Saya merangkum kepribadian orang Jawa dengan dua ciri utama: pandai menyenangkan dan menjaga perasaan orang lain, serta pandai menyimpan perasaannya. Karena itu, output dari kepribadian Jawa dikenal dengan idiom “Karyenak tyasing sesama” (membuat nyaman di hati sesamanya). Hal inilah yang seharusnya tidak hilang. Apa kata dunia jika ada orang Jawa yang suka memakai Surjan, sering kondangan, tetapi angkuh, sering berkata kasar, mau menang sendiri, dan kerap membuat orang lain tidak nyaman? Orang Jawa seperti inilah yang merupakan substansi dari “Wong Jawa ilang Jawane”.
Rekonstruksi perspektif dan pemaknaan Jawa inilah yang menjadi diskusi saya dengan anggota Ikatan Mahasiswa Muhammadiyah Cabang Sukoharjo pada Selasa, 2 Juli 2024, di seputaran Kampus UMS, tepatnya di Warmindo Benk-benk, Gonilan Kartasura. Saya sungguh bahagia melihat anak muda yang mau mempelajari budaya Jawa secara lebih komprehensif, tidak parsial, apalagi terjebak pada simbol-simbol Jawa. Jika terjebak pada simbol, akan terjadi diametral sudut pandang, seperti yang sering terjadi saat ini. Seolah ada kutub “babar blas” dan “kebablasen” dalam melihat budaya Jawa.

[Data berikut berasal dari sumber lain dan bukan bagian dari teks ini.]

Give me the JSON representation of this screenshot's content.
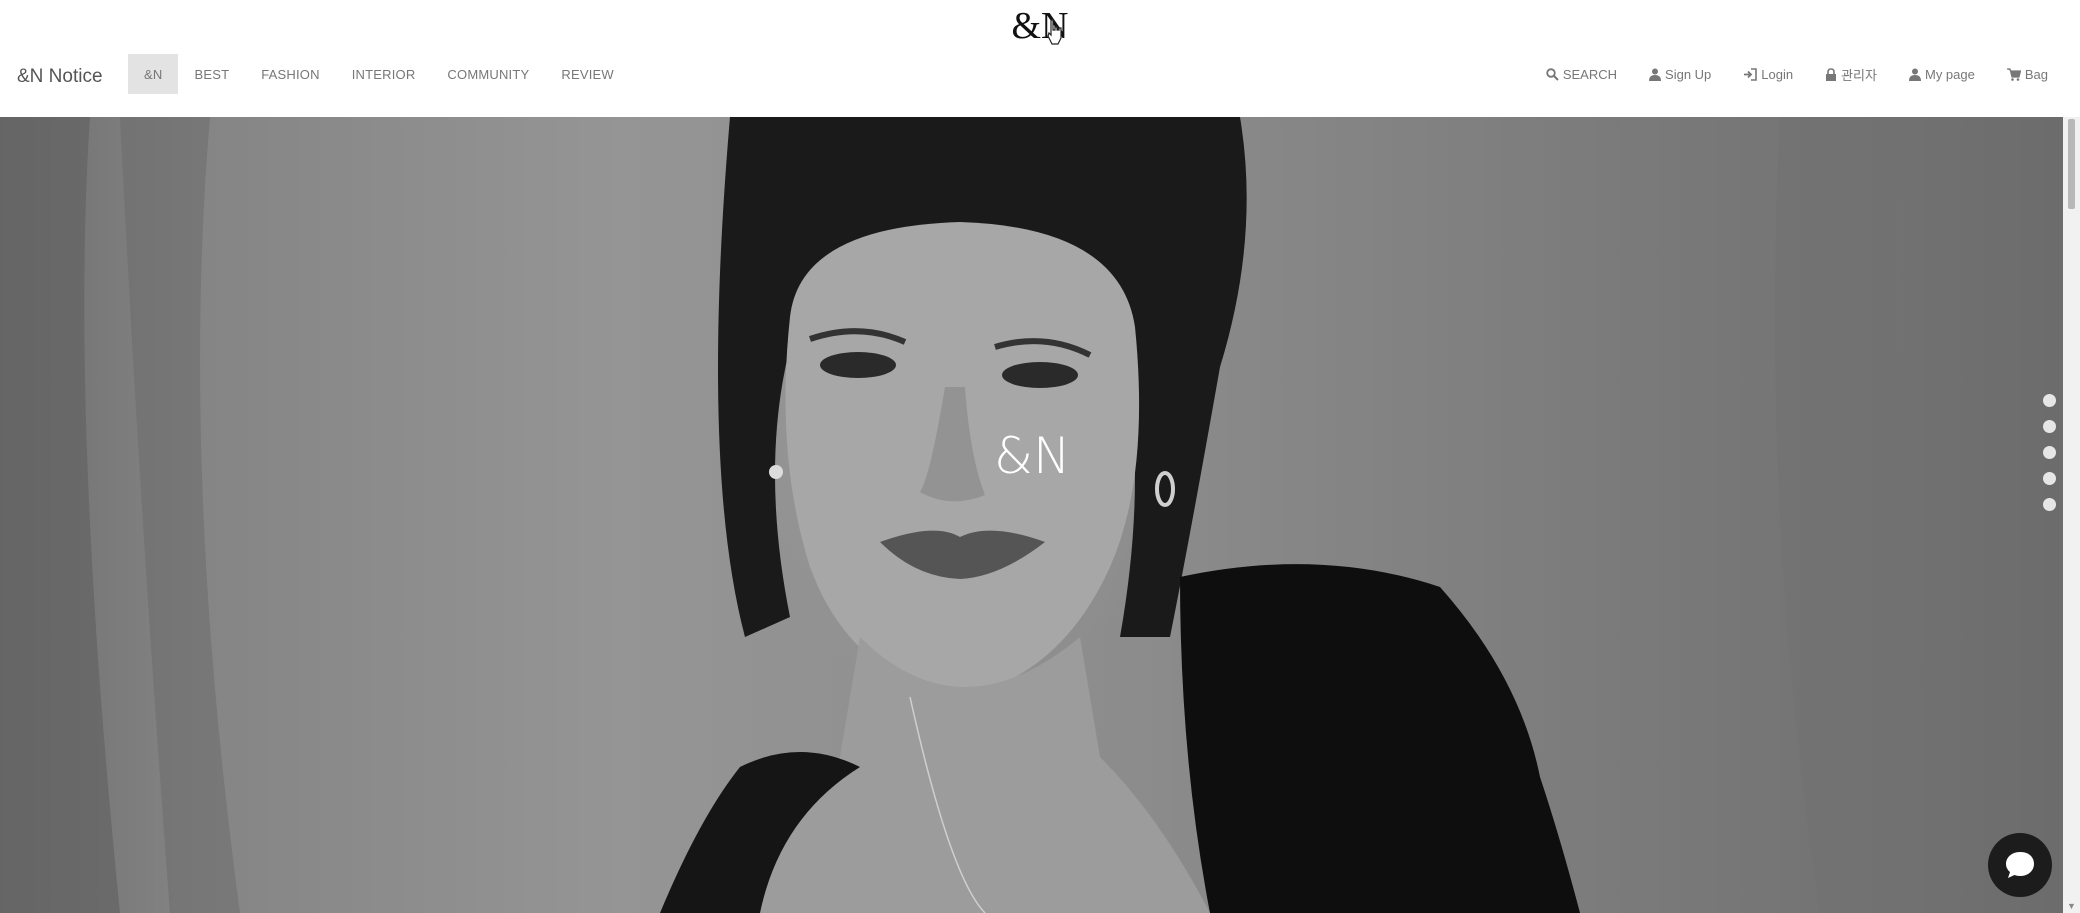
{
  "header": {
    "logo": "&N"
  },
  "nav": {
    "brand": "&N Notice",
    "menu": [
      {
        "label": "&N",
        "active": true
      },
      {
        "label": "BEST"
      },
      {
        "label": "FASHION"
      },
      {
        "label": "INTERIOR"
      },
      {
        "label": "COMMUNITY"
      },
      {
        "label": "REVIEW"
      }
    ],
    "utility": [
      {
        "label": "SEARCH",
        "icon": "search-icon"
      },
      {
        "label": "Sign Up",
        "icon": "user-icon"
      },
      {
        "label": "Login",
        "icon": "login-icon"
      },
      {
        "label": "관리자",
        "icon": "lock-icon"
      },
      {
        "label": "My page",
        "icon": "user-icon"
      },
      {
        "label": "Bag",
        "icon": "cart-icon"
      }
    ]
  },
  "hero": {
    "title": "&N",
    "slide_count": 5
  },
  "colors": {
    "hero_bg": "#8a8a8a",
    "chat_bg": "#1c1c1c"
  }
}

Saya sangat mengapresiasi ketika anggota IMM Sukoharjo mau mempelajari bahasa krama lebih intens. Saya bilang, “Dengan memakai bahasa Jawa yang benar, kalian mendapatkan pahala tersendiri.” Mereka sempat tercengang ketika saya jelaskan seperti di atas, dan rona mereka langsung berbinar. Bahkan, mereka seketika meminta pelatihan basa krama. Jelas saja, saya menolak. Saya minta mereka belajar kepada ahlinya. Lha wong saya acap salah dalam tutur basa krama. Misalnya, saya masih sering bilang “kulo kerso” padahal yang benar “kulo purun”, atau salah tutur dengan “kulo mboten pirso niku”, yang benar “kulo mboten ngertos niku”. Masih banyak lagi. Hehehe. Ndan Wiwaha Aji Santosa kerap membenarkan saya langsung bila saya salah dalam tutur basa krama.
Saya pun berpesan kepada IMM Sukoharjo, “Bila tepat membaca lagi memaknai budaya Jawa, akan menjadi alat percepatan dakwah Islamiyah lagi Muhammadiyah.” Walisongo menjadi contoh terbaik dalam menjadikan budaya sebagai media dakwah. Tidak hanya sebagai media, bahkan bisa mentransformasi budaya Jawa selaras dengan nilai-nilai agama. Hingga ada semacam trademark, Islam telah menjadi bagian dari budaya Jawa. Utang rasa.